Robert Walser ile Yürüyüşlerimiz
Yazar: Carl Seelig
Yayınevi: Everest Yayınları

“Devlete ahlak talebiyle yüklenmek bana bağnazlık gibi geliyor. Devletin öncelikli görevi, güçlü ve uyanık olmaktır. Ahlak, bireylerin sorunu olarak kalmalı.”

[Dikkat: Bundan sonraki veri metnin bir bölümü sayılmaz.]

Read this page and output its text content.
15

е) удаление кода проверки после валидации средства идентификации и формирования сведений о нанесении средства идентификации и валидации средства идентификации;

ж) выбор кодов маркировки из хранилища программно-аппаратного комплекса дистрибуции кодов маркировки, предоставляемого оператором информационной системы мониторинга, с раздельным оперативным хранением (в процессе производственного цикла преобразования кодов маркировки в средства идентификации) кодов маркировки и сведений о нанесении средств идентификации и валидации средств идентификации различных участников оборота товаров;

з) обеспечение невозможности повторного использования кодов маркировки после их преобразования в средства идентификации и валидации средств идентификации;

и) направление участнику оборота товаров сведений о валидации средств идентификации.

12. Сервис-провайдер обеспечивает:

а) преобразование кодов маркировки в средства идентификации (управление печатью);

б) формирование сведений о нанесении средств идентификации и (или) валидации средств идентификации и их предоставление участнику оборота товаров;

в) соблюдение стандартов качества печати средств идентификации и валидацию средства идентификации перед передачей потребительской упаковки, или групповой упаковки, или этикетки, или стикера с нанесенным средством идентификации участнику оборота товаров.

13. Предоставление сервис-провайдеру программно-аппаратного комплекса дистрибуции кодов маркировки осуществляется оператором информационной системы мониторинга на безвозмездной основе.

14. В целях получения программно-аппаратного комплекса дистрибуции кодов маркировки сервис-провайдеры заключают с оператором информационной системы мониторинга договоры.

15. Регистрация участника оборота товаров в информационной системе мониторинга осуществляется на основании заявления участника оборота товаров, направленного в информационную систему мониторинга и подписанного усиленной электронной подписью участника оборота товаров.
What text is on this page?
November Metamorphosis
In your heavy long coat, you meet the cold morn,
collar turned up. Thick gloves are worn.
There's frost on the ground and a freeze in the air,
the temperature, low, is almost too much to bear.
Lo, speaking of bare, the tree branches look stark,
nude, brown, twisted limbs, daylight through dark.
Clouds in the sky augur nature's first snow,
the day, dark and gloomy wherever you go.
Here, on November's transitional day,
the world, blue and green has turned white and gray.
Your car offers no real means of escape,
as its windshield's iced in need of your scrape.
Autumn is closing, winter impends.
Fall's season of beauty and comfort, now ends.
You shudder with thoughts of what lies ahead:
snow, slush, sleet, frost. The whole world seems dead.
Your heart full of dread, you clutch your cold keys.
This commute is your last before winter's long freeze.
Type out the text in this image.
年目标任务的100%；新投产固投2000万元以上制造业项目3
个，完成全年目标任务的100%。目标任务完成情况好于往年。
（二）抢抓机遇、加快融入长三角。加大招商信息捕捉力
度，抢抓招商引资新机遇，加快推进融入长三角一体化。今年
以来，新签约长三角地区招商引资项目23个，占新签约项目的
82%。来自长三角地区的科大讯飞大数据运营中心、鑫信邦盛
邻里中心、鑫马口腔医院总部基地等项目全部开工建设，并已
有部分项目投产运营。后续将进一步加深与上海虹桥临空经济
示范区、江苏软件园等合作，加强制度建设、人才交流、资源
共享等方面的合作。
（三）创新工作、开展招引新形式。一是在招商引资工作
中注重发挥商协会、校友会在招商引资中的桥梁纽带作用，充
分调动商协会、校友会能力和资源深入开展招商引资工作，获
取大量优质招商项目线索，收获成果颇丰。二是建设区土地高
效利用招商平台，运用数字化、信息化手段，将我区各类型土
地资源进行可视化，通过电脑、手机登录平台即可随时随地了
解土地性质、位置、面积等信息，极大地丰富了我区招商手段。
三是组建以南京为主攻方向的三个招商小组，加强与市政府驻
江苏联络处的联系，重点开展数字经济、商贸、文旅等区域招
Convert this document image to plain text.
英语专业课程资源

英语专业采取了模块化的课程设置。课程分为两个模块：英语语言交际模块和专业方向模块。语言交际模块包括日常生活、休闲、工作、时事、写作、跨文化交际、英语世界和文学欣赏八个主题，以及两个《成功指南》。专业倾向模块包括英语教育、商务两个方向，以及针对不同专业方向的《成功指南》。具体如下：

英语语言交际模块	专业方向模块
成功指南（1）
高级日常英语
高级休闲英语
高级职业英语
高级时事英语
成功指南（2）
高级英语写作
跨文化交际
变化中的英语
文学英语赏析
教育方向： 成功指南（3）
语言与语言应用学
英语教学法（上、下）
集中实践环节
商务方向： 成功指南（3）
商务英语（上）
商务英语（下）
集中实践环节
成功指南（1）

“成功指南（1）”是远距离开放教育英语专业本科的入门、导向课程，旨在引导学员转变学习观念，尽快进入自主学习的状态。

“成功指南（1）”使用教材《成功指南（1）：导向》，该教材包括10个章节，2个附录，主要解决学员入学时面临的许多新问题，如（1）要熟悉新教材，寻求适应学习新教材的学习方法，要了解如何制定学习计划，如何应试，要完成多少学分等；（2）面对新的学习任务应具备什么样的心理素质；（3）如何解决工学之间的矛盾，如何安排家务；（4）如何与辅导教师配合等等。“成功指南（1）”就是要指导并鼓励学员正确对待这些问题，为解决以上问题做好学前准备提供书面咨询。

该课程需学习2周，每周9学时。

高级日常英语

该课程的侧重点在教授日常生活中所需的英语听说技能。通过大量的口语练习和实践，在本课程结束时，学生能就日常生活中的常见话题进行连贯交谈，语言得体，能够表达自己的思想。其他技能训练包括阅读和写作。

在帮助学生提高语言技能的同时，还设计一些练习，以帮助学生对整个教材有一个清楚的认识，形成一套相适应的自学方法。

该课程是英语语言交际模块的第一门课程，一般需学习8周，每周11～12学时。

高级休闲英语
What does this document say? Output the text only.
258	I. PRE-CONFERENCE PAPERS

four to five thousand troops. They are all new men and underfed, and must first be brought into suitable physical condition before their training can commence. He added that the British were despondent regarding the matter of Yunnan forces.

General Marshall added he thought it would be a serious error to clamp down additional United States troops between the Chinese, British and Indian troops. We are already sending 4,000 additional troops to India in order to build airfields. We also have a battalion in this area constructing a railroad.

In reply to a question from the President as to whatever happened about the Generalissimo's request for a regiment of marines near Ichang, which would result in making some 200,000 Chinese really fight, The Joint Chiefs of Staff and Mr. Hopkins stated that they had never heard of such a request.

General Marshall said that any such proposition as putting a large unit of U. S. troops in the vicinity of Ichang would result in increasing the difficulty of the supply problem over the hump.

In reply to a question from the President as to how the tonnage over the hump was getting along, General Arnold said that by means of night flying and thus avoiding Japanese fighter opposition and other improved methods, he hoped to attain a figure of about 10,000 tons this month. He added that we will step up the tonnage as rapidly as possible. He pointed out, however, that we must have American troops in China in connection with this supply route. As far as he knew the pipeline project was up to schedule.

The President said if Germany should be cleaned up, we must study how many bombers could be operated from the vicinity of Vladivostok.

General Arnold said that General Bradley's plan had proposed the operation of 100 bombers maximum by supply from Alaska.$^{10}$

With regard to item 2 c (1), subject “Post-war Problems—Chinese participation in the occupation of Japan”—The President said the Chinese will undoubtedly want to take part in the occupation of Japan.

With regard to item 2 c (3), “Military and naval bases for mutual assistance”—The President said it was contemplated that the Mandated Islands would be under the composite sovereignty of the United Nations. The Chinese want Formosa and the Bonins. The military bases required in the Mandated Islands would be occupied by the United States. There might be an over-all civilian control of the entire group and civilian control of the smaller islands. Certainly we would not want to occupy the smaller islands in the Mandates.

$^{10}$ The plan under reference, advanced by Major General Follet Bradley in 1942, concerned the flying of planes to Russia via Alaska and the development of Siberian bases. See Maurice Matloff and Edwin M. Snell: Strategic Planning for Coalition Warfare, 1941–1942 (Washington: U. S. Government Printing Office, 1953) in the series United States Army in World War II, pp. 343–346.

Carl Seelig’in Robert Walser ile yürüyüşlerine dair kayıtları, gerek bu iki yazarın bir parçası olduğu İsviçre edebiyatında, gerek dünya edebiyatında benzersizdir. Walser, ellinci doğum gününden sonra yazmayı bırakmış ve yaşamını bir ruh ve sinir hastalıkları hastanesinde sürdürmüştür. Ona ve eserlerine destek olmak isteyen Seelig, Walser’i hastanede sık sık ziyaret eder, böylece “birlikte yürümek” alınyazıları haline gelir. 1936’dan 1956’ya dek çıktıkları yürüyüşlerdeki hayat, edebiyat ve siyaset üzerine konuşmalarından süzülen notlar, dünyaya sırt çevirecek kadar “hassas” ve “suskun” bir yazarın portresini çizer. Bu notlardan hareketle Percy Adlon’un yazıp yönettiği Der Vormund und sein Dichter filmi de büyük ilgi toplamış, 1979’da iki Adolf Grimme Ödülü’ne layık görülmüştür.